Şu anda, Kötü Hükümdar Malikanesi, Duanmu Ailesi, Silver City, Sikong Ailesi ve savaştan sonra hala sağlam olan diğer birkaç büyük aile dışında, Tang Yuan tüm kıtadaki en fazla nüfuza sahipti.
Her bakımdan ihtiyaç duyduğu kadar paraya ve insan gücüne sahip bir insandı!
Jun Moxie başkenti terk ettiğinden beri tüm yeraltı üçlüsü güçleri de Tang Yuan’ın eline geçti. Şu anda Aristokrat Salonunun şehrin hem yasal hem de yasadışı kesimleri üzerinde gerçekten büyük bir etkisi vardı. Başkenti silip süpürecek mutlak güce sahiplerdi!
Tang Yuan’ın yönetim konusunda herhangi bir tutkusunun olmaması bir lütuftu.
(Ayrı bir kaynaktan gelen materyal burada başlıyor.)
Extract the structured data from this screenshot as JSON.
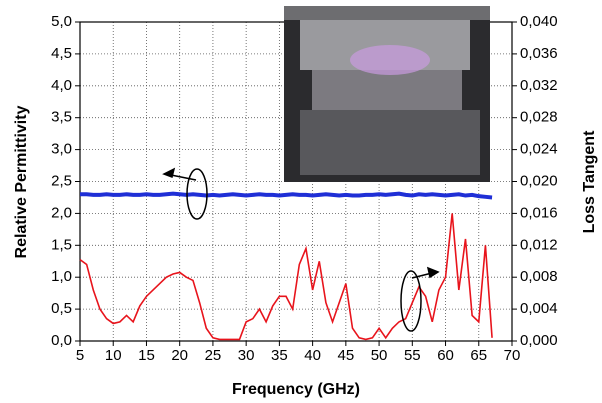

Song Shang ve Hai Chenfeng de güçlerinin tamamen korunmasını sağladı. İmparatorluk ailesiyle herhangi bir çatışma yaşanmadı ve bu, Tian Xiang’ın en keskin silahı olarak hizmet edecekti! Bu tür tuhaf bir durumun tarihte benzeri görülmemiş bir durum olduğu da söylenebilir…
“Yarın, Li Youran’a resmi olarak senin, Tie Huaili’nin benim astım olduğuna dair söz vereceğim! Devam edin ve görevlerinizi yerine getirin. Kimseyi umursamana gerek yok!” Tang Yuan kararlı bir şekilde talimat verdi. “Soruşturmanız sizi Li Youran’ın Li Ailesine götürse bile, devam edin ve onları dava edin! Seni desteklemem için bana ihtiyacın var!
“Bundan sonra kimseden korkmana gerek yok! Bir şey olursa bana haber verebilirsin!” Tang Yuan homurdandı. “Cheng Feng, ah…”
Bir figür parladı ve Hai Chenfeng odada belirdi.
“Git ve Song Shang’a söyle ve ona seçkin adamlardan bazılarını seçmesini söyle. Lord Tie’yi işinde takip edecekler. Bu adam sadece gün boyu şarap sürahilerine nasıl sarılacağını biliyor. Dışarı çıkıp eski kemiklerini esnetme zamanı geldi. Aksi takdirde, benim geçmişte olduğum kadar şişmanlayacak…” Tang Yuan kıs kıs güldü. “Ayrıca şehirdeki bağlantılarımıza da şunu bilsinler ki, meşru ya da hukuksuz güçler olsun. Lord Tie’yi tüm işlerinde destekleyin! Herhangi bir engel varsa, onları bir kenara kaldırın! Kimseden korkmanıza gerek yok! Kim olursa olsun bizi engelleyen herkes merhamet gösterilmeden öldürülebilir!”